Here's the lint output: [paste golangci-lint output].
Create one task per violation with the file path, line number, and rule.
Spawn 5 workers. Each should self-claim the next unblocked task, fix the violation,
run `golangci-lint run <file>` to verify, and immediately claim the next one.
I want a final summary of all fixes.
Trade-offs
- Create one task per violation, not one task per file. Per-violation tasks let workers interleave across files and prevent any single complex file from becoming a bottleneck.
- Workers will need judgment calls. Not every lint fix is mechanical – some require design decisions (e.g., adding a
defaultcase vs. enumerating all cases in a switch). Workers should ask the lead rather than guess.

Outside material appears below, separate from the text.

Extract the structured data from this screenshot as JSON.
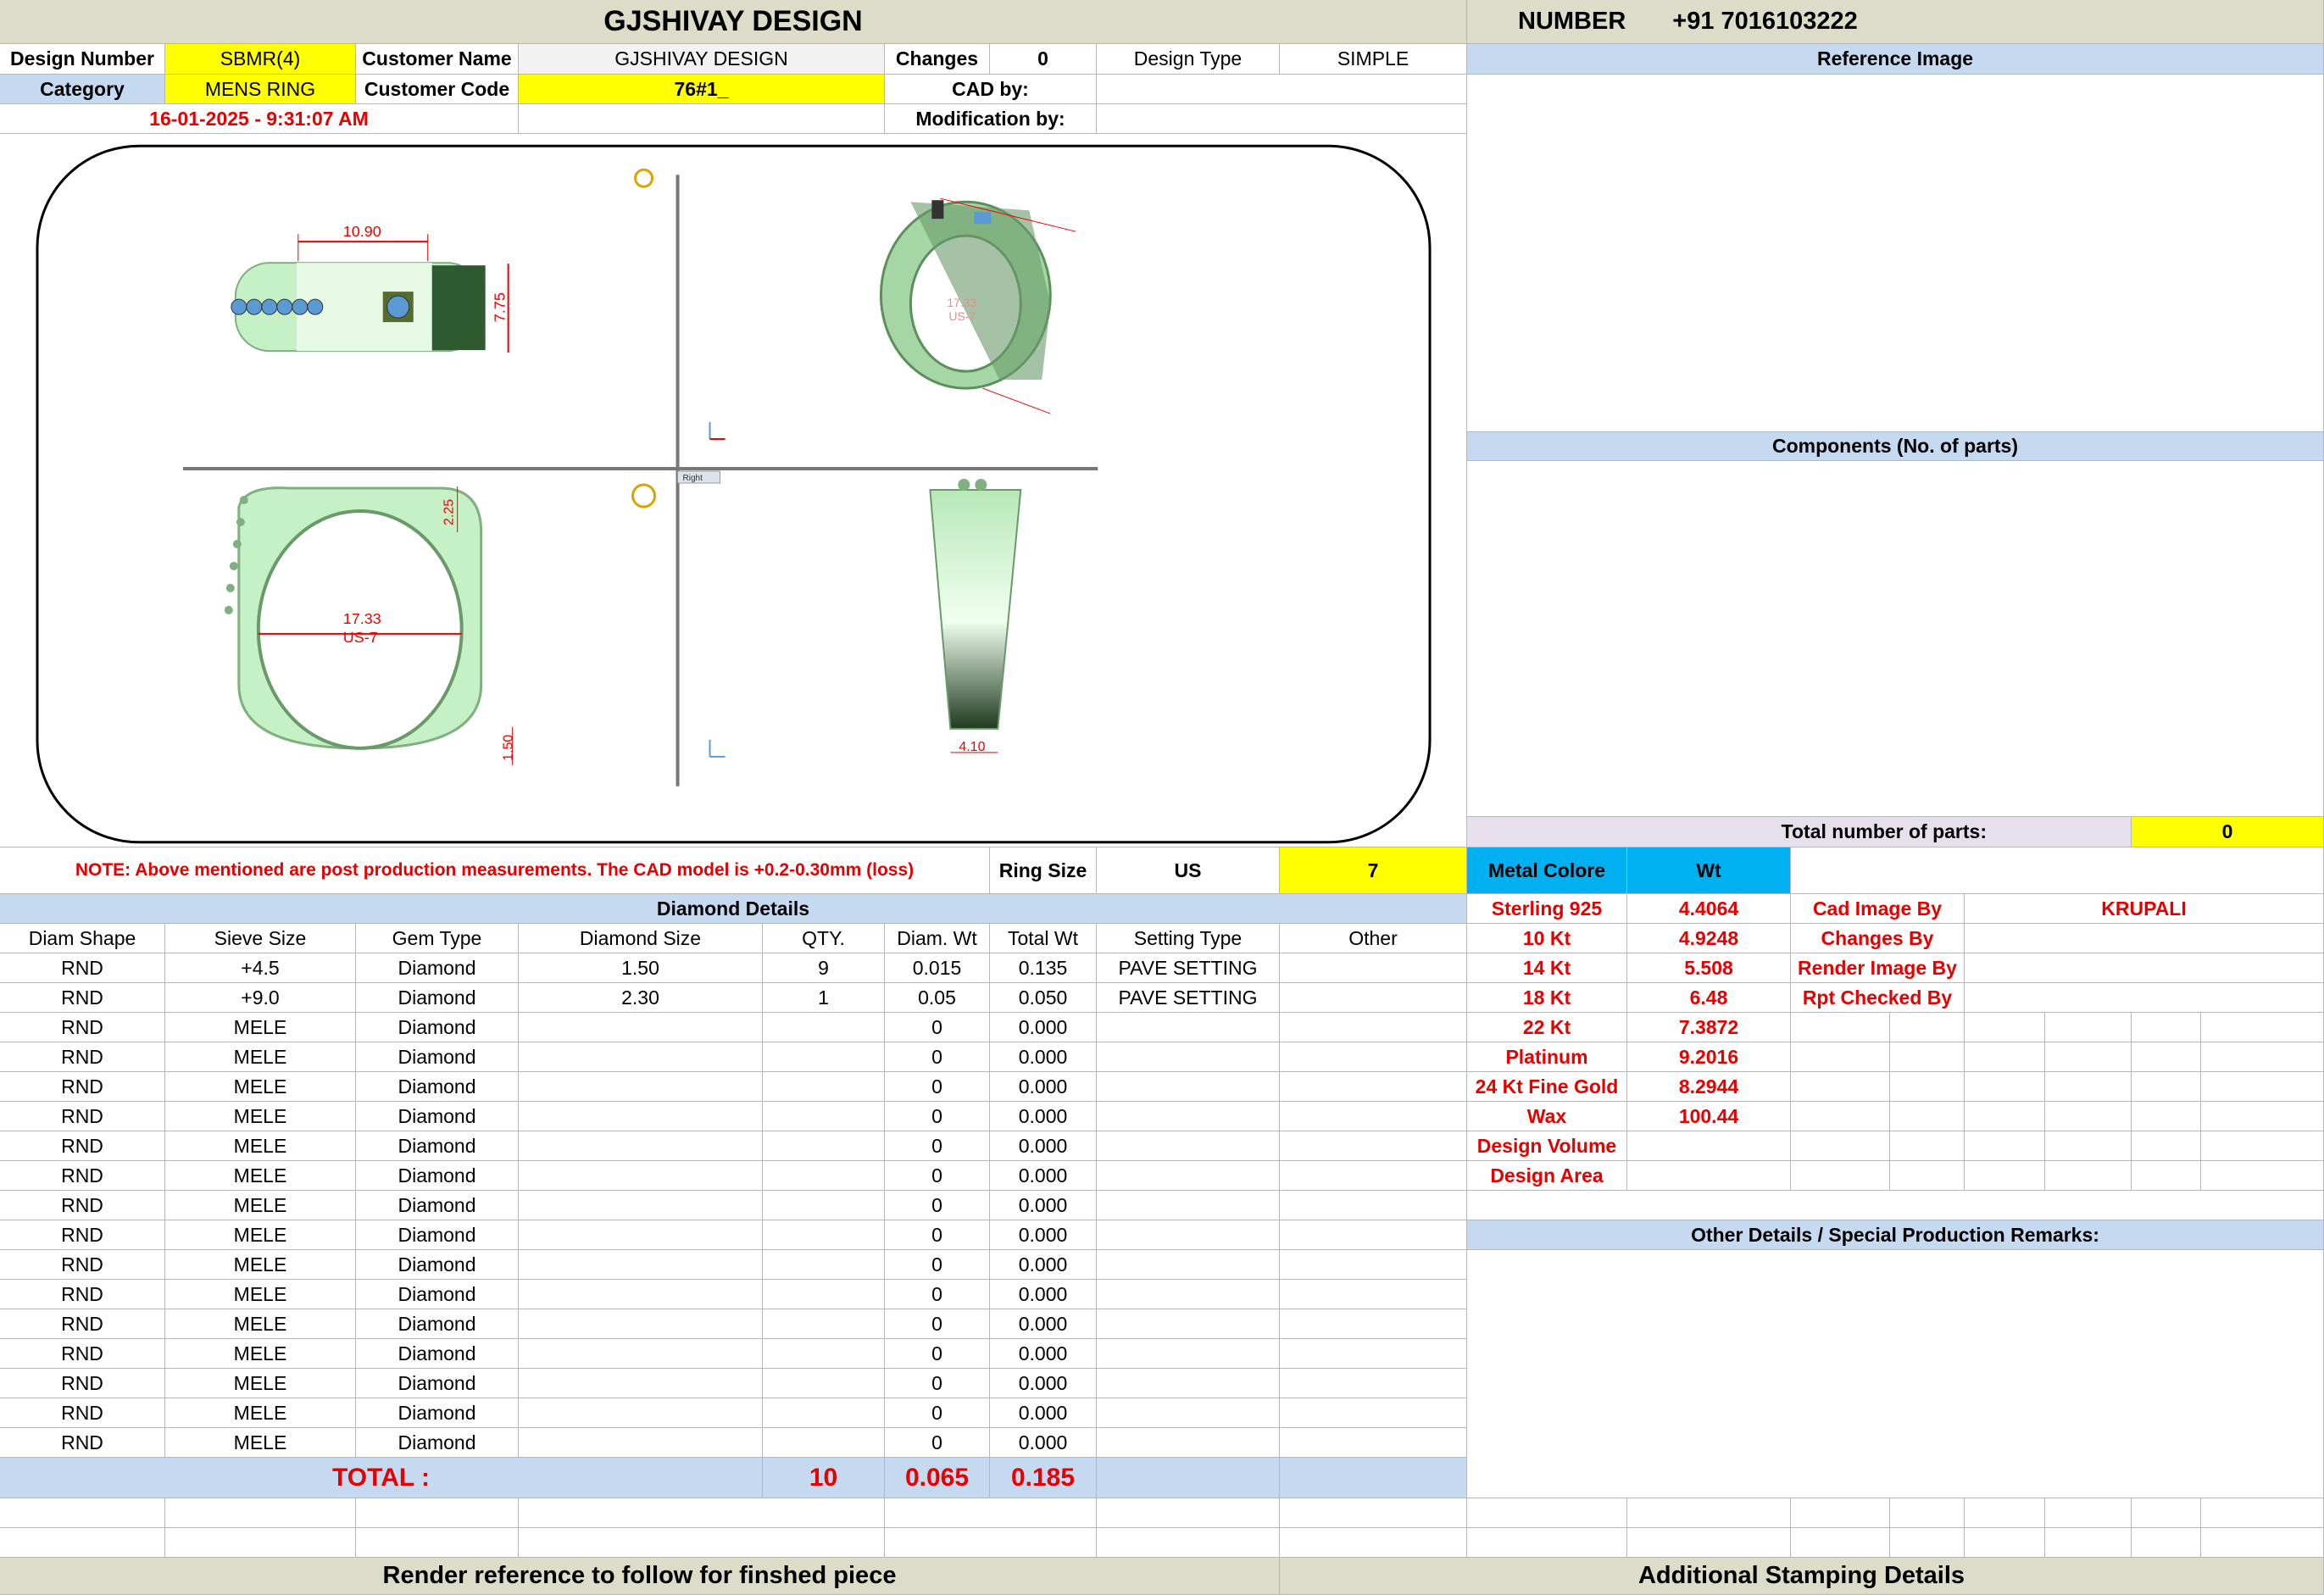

The 30 seconds spent confirming saves the rework from a wrong guess. - Same-file collisions happen. When multiple workers edit the same file, their verification checks can show false positives from each other’s in-progress work. Use function-scoped verification when possible.
- Edge cases cluster at the end. The easy fixes go fast, but the last 10% of tasks take disproportionately longer. Don’t extrapolate completion time from the initial pace.